2. How do you handle the diploid nature of Phaeodactylum tricornutum?

For most applications, mono-allelic integration is sufficient for expression. However, we can perform targeted screening to identify homozygous (bi-allelic) knock-in clones if required for your experimental design.

3. What is the typical size limit for a gene knock-in?
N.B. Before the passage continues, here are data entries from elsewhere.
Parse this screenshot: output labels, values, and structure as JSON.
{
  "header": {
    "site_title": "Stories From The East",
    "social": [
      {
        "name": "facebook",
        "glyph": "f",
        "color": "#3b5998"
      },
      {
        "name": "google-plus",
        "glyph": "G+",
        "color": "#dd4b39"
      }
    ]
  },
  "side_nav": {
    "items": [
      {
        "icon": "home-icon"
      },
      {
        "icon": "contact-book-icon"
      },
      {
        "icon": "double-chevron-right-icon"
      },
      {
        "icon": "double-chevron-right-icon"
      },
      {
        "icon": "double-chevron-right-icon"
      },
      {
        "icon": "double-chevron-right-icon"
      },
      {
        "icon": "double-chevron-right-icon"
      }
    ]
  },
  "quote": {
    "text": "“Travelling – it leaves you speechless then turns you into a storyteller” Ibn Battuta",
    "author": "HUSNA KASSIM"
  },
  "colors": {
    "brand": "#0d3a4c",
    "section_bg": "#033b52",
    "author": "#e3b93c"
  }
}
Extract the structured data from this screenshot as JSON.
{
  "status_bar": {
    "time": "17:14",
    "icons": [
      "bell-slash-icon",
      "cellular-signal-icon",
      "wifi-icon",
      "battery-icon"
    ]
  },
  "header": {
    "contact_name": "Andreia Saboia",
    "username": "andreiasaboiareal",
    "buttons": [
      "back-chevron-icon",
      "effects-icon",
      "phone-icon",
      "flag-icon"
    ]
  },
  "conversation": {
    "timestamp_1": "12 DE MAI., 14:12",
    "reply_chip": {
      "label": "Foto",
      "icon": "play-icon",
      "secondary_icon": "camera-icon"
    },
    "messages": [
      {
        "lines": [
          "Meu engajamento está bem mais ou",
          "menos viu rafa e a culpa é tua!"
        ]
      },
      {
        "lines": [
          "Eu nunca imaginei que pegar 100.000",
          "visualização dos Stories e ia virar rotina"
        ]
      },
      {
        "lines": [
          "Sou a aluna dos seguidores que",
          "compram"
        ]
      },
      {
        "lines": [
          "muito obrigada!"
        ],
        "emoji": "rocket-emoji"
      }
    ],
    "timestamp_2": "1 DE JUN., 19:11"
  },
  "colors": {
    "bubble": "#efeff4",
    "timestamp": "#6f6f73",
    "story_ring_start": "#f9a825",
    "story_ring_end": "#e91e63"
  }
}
While smaller inserts are more efficient, we have successfully integrated cassettes up to 8-10 kb in size using optimized donor templates and high-efficiency transformation methods.

4. Do you provide codon optimization for the transgenes?

Yes, all transgenes are codon-optimized using our proprietary Phaeodactylum-specific bias matrix to ensure maximal protein expression and avoid mRNA instability.

5. How do you verify the site-specific integration?

We perform "junction PCR" using primers that span the border between the host genome and the donor DNA at both the 5' and 3' ends. This is followed by Sanger or NGS sequencing for definitive proof.

6. Can you perform knock-in in the chloroplast genome?

Yes, we offer specialized chloroplast transformation services via biolistic bombardment to target the polyploid plastid genome for high-level protein accumulation.

7. Are the engineered strains marker-free?

We can utilize "scarless" methods or selection markers that can be cured via episomal removal to provide strains that are free of antibiotic resistance genes.

8. What is the typical turnaround time for a knock-in strain?

A standard knock-in project from computational design to the delivery of a verified monoclonal strain typically takes between 16 to 22 weeks.